H2O2 mediates transcriptome reprogramming during Soybean mosaic virus-induced callose deposition in soybean

Abstract

The main defense response to Soybean mosaic virus (SMV) infection in soybean [Glycine max (L.) Merr.] is thought to be blockage of intercellular virus transport by callose deposition on plasmodesmata. But the specific regulatory mechanism remains largely unknown. In this study, we found that hydrogen peroxide (H2O2) signal downstream of NO was associated with the regulation of callose accumulation. Abundant H2O2 was produced on the cell membrane and cell wall in the incompatible combination of soybean cultivar Jidou 7 and SMV strain N3, whereas no obvious H2O2 was observed in the compatible combination of Jidou 7 and strain SC-8. When H2O2 production was inhibited, callose accumulation induced by SMV infection decreased to a level insufficient to restrict virus transport in the incompatible combination. The H2O2-associated transcriptome dynamics of soybean during SMV infection was investigated.

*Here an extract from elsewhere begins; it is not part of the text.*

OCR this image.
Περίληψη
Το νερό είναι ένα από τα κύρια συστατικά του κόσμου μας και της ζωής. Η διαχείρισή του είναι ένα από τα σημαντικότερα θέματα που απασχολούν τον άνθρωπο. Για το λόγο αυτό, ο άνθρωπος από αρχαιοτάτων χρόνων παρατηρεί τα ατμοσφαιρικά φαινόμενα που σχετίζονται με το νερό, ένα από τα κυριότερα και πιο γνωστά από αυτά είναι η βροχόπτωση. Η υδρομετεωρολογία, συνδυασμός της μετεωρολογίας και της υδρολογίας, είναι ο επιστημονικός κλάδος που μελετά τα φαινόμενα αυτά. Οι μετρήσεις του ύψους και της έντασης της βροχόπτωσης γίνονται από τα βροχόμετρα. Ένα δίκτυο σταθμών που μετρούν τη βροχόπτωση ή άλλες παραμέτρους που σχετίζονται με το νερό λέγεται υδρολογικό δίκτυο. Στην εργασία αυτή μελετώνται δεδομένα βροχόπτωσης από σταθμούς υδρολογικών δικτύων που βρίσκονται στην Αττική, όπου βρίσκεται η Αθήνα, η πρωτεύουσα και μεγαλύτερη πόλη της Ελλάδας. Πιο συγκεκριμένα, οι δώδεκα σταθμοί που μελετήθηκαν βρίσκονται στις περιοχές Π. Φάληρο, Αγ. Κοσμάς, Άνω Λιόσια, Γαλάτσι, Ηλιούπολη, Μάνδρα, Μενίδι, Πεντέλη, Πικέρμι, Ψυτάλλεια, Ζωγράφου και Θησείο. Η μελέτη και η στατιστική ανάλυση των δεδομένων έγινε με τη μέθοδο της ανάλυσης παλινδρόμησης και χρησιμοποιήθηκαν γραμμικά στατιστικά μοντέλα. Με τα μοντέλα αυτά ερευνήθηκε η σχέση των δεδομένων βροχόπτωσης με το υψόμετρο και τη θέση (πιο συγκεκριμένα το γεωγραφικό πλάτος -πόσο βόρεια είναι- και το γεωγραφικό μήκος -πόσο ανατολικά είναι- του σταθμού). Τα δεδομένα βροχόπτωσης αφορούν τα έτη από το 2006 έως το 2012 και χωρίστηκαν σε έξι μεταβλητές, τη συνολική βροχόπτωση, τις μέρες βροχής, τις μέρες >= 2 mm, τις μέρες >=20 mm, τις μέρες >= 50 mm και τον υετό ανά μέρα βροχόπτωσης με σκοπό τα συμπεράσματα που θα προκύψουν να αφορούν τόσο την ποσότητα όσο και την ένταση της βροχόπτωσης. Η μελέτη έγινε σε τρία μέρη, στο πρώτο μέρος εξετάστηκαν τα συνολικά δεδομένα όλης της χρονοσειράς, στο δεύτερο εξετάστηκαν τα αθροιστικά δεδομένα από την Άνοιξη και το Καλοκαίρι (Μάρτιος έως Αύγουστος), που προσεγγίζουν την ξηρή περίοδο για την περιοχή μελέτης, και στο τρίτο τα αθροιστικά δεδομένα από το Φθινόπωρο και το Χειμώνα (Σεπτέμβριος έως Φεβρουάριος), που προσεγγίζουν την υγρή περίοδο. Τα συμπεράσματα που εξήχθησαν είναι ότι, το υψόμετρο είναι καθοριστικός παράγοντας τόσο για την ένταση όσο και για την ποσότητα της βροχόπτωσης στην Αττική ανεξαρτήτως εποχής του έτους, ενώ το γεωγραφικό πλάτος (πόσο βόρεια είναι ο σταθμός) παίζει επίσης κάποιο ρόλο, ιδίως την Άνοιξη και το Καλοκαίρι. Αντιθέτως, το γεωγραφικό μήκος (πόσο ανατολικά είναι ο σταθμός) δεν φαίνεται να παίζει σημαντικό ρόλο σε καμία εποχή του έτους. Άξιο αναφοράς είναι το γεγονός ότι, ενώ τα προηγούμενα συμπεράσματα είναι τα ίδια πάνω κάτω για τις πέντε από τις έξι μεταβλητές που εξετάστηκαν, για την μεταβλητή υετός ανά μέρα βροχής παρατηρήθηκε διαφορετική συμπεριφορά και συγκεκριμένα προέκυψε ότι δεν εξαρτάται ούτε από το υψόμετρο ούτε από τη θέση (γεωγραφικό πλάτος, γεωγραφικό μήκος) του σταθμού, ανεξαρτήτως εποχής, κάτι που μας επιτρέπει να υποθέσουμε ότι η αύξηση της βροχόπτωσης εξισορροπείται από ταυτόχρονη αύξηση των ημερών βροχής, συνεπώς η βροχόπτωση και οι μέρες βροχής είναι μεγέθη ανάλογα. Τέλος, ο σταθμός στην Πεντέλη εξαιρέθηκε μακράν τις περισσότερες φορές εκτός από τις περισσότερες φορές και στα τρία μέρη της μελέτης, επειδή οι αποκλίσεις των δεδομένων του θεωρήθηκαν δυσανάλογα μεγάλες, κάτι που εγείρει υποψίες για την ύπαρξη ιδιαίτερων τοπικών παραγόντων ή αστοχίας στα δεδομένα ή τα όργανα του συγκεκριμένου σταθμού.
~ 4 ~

Transcriptome and functional analysis using virus-induced gene silencing showed that GmSEOB and GmPAP27, two genes regulated by H2O2, functioned in resistance by positively regulating the accumulation of callose in response to SMV infection. These results lay a foundation for further research on the signal transduction and molecular regulation of callose deposition during soybean resistance to SMV infection.